More IPv6 FUD being thrown @ CFOs

The CFO magazine has recently published a FUDful article “Trouble Looms for Company Websites” (read it to see what CFOs have to deal with). Obviously, some people think it’s a good idea to throw FUD at CFOs to get the budget to implement IPv6. Long term, it’s a losing strategy; your CFO will become immune to anything coming from the IT department and ignore the real warnings.

Yes, it's time to make your content reachable over IPv4 and IPv6, more so if you’re in the eyeballs business. Google knows that. So does Facebook. Twitter doesn’t seem to care. Maybe because they’re not selling ads?

Yes, you should go and implement IPv6 in your DMZ. Yes, you should start planning and budgeting today. But today the problems are as real as the Y2K ones were on Cisco IOS.

Eventually (in a decade) you’ll be dead if you won’t have IPv6, as every Service Provider will stop caring about your obsolete protocol and discontinue the translation services. In the meantime, the problems will appear gradually ... faster for people that have fancy two-way applications or broken web sites (for example, tracking users by their IP addresses or doing sloppy load balancing), slower for those that have more traditional applications using HTTP the way it was designed to be used (including, interestingly, Netflix).

The article is also full of NATty FUD. Without ever calling NAT64 by its name, it implies that a “connection through a gateway probably won't perform nearly as well as users have come to expect”. Come on, almost every enterprise user accessing the Internet is using some form of NAT. Why would NAT work well today and so badly in the future when it has to convert IPv6 addresses into IPv4 addresses? Admittedly it’s true that my (or their) claims are not verifiable since there’s no publicly-available large-scale production-grade NAT64 device (but there are some in field trials).

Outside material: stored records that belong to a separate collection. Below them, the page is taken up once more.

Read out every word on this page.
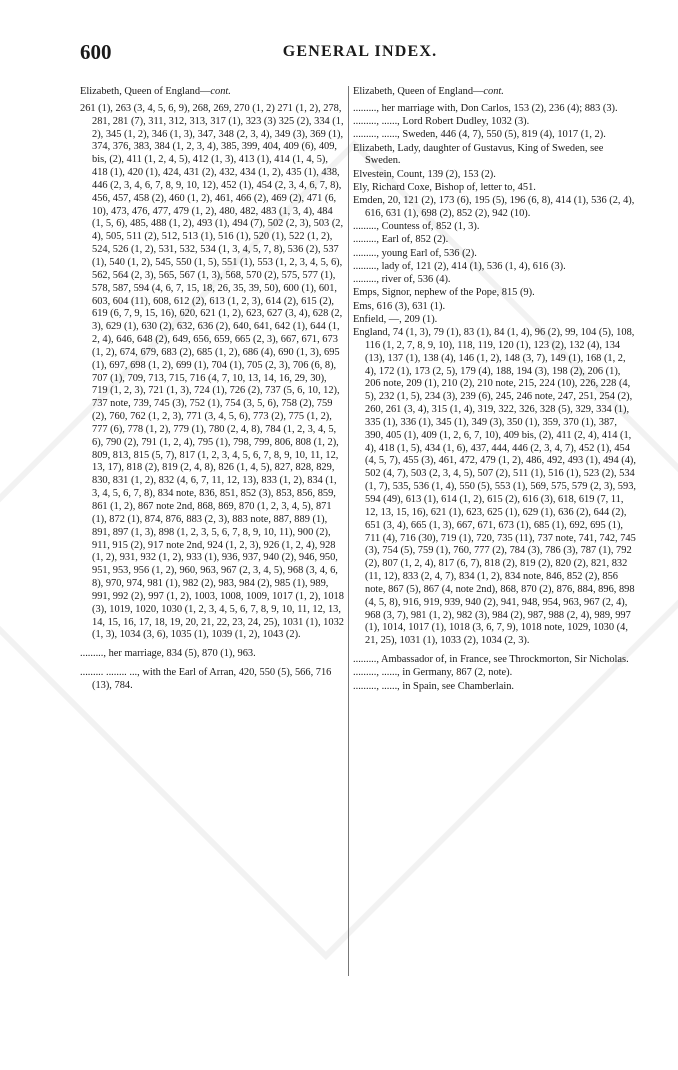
600	GENERAL INDEX.

Elizabeth, Queen of England—cont.

261 (1), 263 (3, 4, 5, 6, 9), 268, 269, 270 (1, 2) 271 (1, 2), 278, 281, 281 (7), 311, 312, 313, 317 (1), 323 (3) 325 (2), 334 (1, 2), 345 (1, 2), 346 (1, 3), 347, 348 (2, 3, 4), 349 (3), 369 (1), 374, 376, 383, 384 (1, 2, 3, 4), 385, 399, 404, 409 (6), 409, bis, (2), 411 (1, 2, 4, 5), 412 (1, 3), 413 (1), 414 (1, 4, 5), 418 (1), 420 (1), 424, 431 (2), 432, 434 (1, 2), 435 (1), 438, 446 (2, 3, 4, 6, 7, 8, 9, 10, 12), 452 (1), 454 (2, 3, 4, 6, 7, 8), 456, 457, 458 (2), 460 (1, 2), 461, 466 (2), 469 (2), 471 (6, 10), 473, 476, 477, 479 (1, 2), 480, 482, 483 (1, 3, 4), 484 (1, 5, 6), 485, 488 (1, 2), 493 (1), 494 (7), 502 (2, 3), 503 (2, 4), 505, 511 (2), 512, 513 (1), 516 (1), 520 (1), 522 (1, 2), 524, 526 (1, 2), 531, 532, 534 (1, 3, 4, 5, 7, 8), 536 (2), 537 (1), 540 (1, 2), 545, 550 (1, 5), 551 (1), 553 (1, 2, 3, 4, 5, 6), 562, 564 (2, 3), 565, 567 (1, 3), 568, 570 (2), 575, 577 (1), 578, 587, 594 (4, 6, 7, 15, 18, 26, 35, 39, 50), 600 (1), 601, 603, 604 (11), 608, 612 (2), 613 (1, 2, 3), 614 (2), 615 (2), 619 (6, 7, 9, 15, 16), 620, 621 (1, 2), 623, 627 (3, 4), 628 (2, 3), 629 (1), 630 (2), 632, 636 (2), 640, 641, 642 (1), 644 (1, 2, 4), 646, 648 (2), 649, 656, 659, 665 (2, 3), 667, 671, 673 (1, 2), 674, 679, 683 (2), 685 (1, 2), 686 (4), 690 (1, 3), 695 (1), 697, 698 (1, 2), 699 (1), 704 (1), 705 (2, 3), 706 (6, 8), 707 (1), 709, 713, 715, 716 (4, 7, 10, 13, 14, 16, 29, 30), 719 (1, 2, 3), 721 (1, 3), 724 (1), 726 (2), 737 (5, 6, 10, 12), 737 note, 739, 745 (3), 752 (1), 754 (3, 5, 6), 758 (2), 759 (2), 760, 762 (1, 2, 3), 771 (3, 4, 5, 6), 773 (2), 775 (1, 2), 777 (6), 778 (1, 2), 779 (1), 780 (2, 4, 8), 784 (1, 2, 3, 4, 5, 6), 790 (2), 791 (1, 2, 4), 795 (1), 798, 799, 806, 808 (1, 2), 809, 813, 815 (5, 7), 817 (1, 2, 3, 4, 5, 6, 7, 8, 9, 10, 11, 12, 13, 17), 818 (2), 819 (2, 4, 8), 826 (1, 4, 5), 827, 828, 829, 830, 831 (1, 2), 832 (4, 6, 7, 11, 12, 13), 833 (1, 2), 834 (1, 3, 4, 5, 6, 7, 8), 834 note, 836, 851, 852 (3), 853, 856, 859, 861 (1, 2), 867 note 2nd, 868, 869, 870 (1, 2, 3, 4, 5), 871 (1), 872 (1), 874, 876, 883 (2, 3), 883 note, 887, 889 (1), 891, 897 (1, 3), 898 (1, 2, 3, 5, 6, 7, 8, 9, 10, 11), 900 (2), 911, 915 (2), 917 note 2nd, 924 (1, 2, 3), 926 (1, 2, 4), 928 (1, 2), 931, 932 (1, 2), 933 (1), 936, 937, 940 (2), 946, 950, 951, 953, 956 (1, 2), 960, 963, 967 (2, 3, 4, 5), 968 (3, 4, 6, 8), 970, 974, 981 (1), 982 (2), 983, 984 (2), 985 (1), 989, 991, 992 (2), 997 (1, 2), 1003, 1008, 1009, 1017 (1, 2), 1018 (3), 1019, 1020, 1030 (1, 2, 3, 4, 5, 6, 7, 8, 9, 10, 11, 12, 13, 14, 15, 16, 17, 18, 19, 20, 21, 22, 23, 24, 25), 1031 (1), 1032 (1, 3), 1034 (3, 6), 1035 (1), 1039 (1, 2), 1043 (2).

........., her marriage, 834 (5), 870 (1), 963.

......... ........ ..., with the Earl of Arran, 420, 550 (5), 566, 716 (13), 784.

Elizabeth, Queen of England—cont.

........., her marriage with, Don Carlos, 153 (2), 236 (4); 883 (3).

........., ......, Lord Robert Dudley, 1032 (3).

........., ......, Sweden, 446 (4, 7), 550 (5), 819 (4), 1017 (1, 2).

Elizabeth, Lady, daughter of Gustavus, King of Sweden, see Sweden.

Elvestein, Count, 139 (2), 153 (2).

Ely, Richard Coxe, Bishop of, letter to, 451.

Emden, 20, 121 (2), 173 (6), 195 (5), 196 (6, 8), 414 (1), 536 (2, 4), 616, 631 (1), 698 (2), 852 (2), 942 (10).

........., Countess of, 852 (1, 3).

........., Earl of, 852 (2).

........., young Earl of, 536 (2).

........., lady of, 121 (2), 414 (1), 536 (1, 4), 616 (3).

........., river of, 536 (4).

Emps, Signor, nephew of the Pope, 815 (9).

Ems, 616 (3), 631 (1).

Enfield, —, 209 (1).

England, 74 (1, 3), 79 (1), 83 (1), 84 (1, 4), 96 (2), 99, 104 (5), 108, 116 (1, 2, 7, 8, 9, 10), 118, 119, 120 (1), 123 (2), 132 (4), 134 (13), 137 (1), 138 (4), 146 (1, 2), 148 (3, 7), 149 (1), 168 (1, 2, 4), 172 (1), 173 (2, 5), 179 (4), 188, 194 (3), 198 (2), 206 (1), 206 note, 209 (1), 210 (2), 210 note, 215, 224 (10), 226, 228 (4, 5), 232 (1, 5), 234 (3), 239 (6), 245, 246 note, 247, 251, 254 (2), 260, 261 (3, 4), 315 (1, 4), 319, 322, 326, 328 (5), 329, 334 (1), 335 (1), 336 (1), 345 (1), 349 (3), 350 (1), 359, 370 (1), 387, 390, 405 (1), 409 (1, 2, 6, 7, 10), 409 bis, (2), 411 (2, 4), 414 (1, 4), 418 (1, 5), 434 (1, 6), 437, 444, 446 (2, 3, 4, 7), 452 (1), 454 (4, 5, 7), 455 (3), 461, 472, 479 (1, 2), 486, 492, 493 (1), 494 (4), 502 (4, 7), 503 (2, 3, 4, 5), 507 (2), 511 (1), 516 (1), 523 (2), 534 (1, 7), 535, 536 (1, 4), 550 (5), 553 (1), 569, 575, 579 (2, 3), 593, 594 (49), 613 (1), 614 (1, 2), 615 (2), 616 (3), 618, 619 (7, 11, 12, 13, 15, 16), 621 (1), 623, 625 (1), 629 (1), 636 (2), 644 (2), 651 (3, 4), 665 (1, 3), 667, 671, 673 (1), 685 (1), 692, 695 (1), 711 (4), 716 (30), 719 (1), 720, 735 (11), 737 note, 741, 742, 745 (3), 754 (5), 759 (1), 760, 777 (2), 784 (3), 786 (3), 787 (1), 792 (2), 807 (1, 2, 4), 817 (6, 7), 818 (2), 819 (2), 820 (2), 821, 832 (11, 12), 833 (2, 4, 7), 834 (1, 2), 834 note, 846, 852 (2), 856 note, 867 (5), 867 (4, note 2nd), 868, 870 (2), 876, 884, 896, 898 (4, 5, 8), 916, 919, 939, 940 (2), 941, 948, 954, 963, 967 (2, 4), 968 (3, 7), 981 (1, 2), 982 (3), 984 (2), 987, 988 (2, 4), 989, 997 (1), 1014, 1017 (1), 1018 (3, 6, 7, 9), 1018 note, 1029, 1030 (4, 21, 25), 1031 (1), 1033 (2), 1034 (2, 3).

........., Ambassador of, in France, see Throckmorton, Sir Nicholas.

........., ......, in Germany, 867 (2, note).

........., ......, in Spain, see Chamberlain.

On a more positive note, you’ll find a universal truth in the article (courtesy of Martin Levy): “You can either do a planned, careful migration, or you can do it in a panic. And you should know full well that panicking is more expensive.” I’ll definitely use it in my presentations.

Last but not least, offering early IPv6 access to your content is not a big deal: Facebook did it pretty quickly and so can you ... assuming you have an IPv6-capable load balancer (some companies are still pretending you don’t need them). If you don’t, why don’t you go over to F5 web site and download their 90-day trial virtual machine? Or use NAT-PT in a standalone Cisco IOS box (I’m positive you have a few lying around) for a trial deployment? Just make sure you understand the caveats.

Would you like to hear more about my (potentially biased) perspective on enterprise IPv6 deployments? Get in touch with me and let’s organize an Enterprise IPv6 Deployment workshop for your team.

7 comments:

  1. "but a connection through a gateway probably won't perform nearly as well as users have come to expect, says John Curran, CEO of the American Registry for Internet Numbers (ARIN)"

    This is full quote and I fail to see NAT64 in here :) I suspect John was referring on CGN (presumably worst nightmare) and not on NAT64 (CGN came down from IETF to RIR's discussions, NAT64 not yet so much.)
  2. The sentence before the one you quote says "Unfortunately, a computer with an IPv6 connection will not be able to communicate directly with an IPv4 Website." How is that related to CGN (assuming CGN == NAT444)?

    And if he were actually refering to large-scale NAT444, how would making your content available over IPv6 improve the situation? The article is predicting imminent doom when users move to IPv6.

    It could be, though, that his quote was used "slightly" out-of-context.
  3. Yes, I suspect John was quoted in slightly misleading way... but anyway, we still don't know, how this translation beasts will behave in larger scale, no matter if we talk about CGN or NAT64. I must say, that Viagenie implementation of NAT64 works quite well, but curently for one or two users, that's what it can take :)
  4. Forgot to answer your real question: If you enable content on IPv6 and ISP implements IPv6 all the way down to end user, then you avoid all translation mechanisms, even if ISP decides to do CGN or even completely remove IPv4 from access network and do NAT64 in the core.

    Straight, clean and simple way to go :)
  5. We got NAT64 up and running at T-Mobile USA, works well. http://groups.google.com/group/tmoipv6beta
  6. Hey, Cameron...

    How's the trial going? Any observations, what's good and what's broken in NAT64? BTW, nice to see you on Ivan's blog :)

    /jan
  7. Thanks for chiming in! How is the trial going? Can you share with us what you use as the NAT64 platform?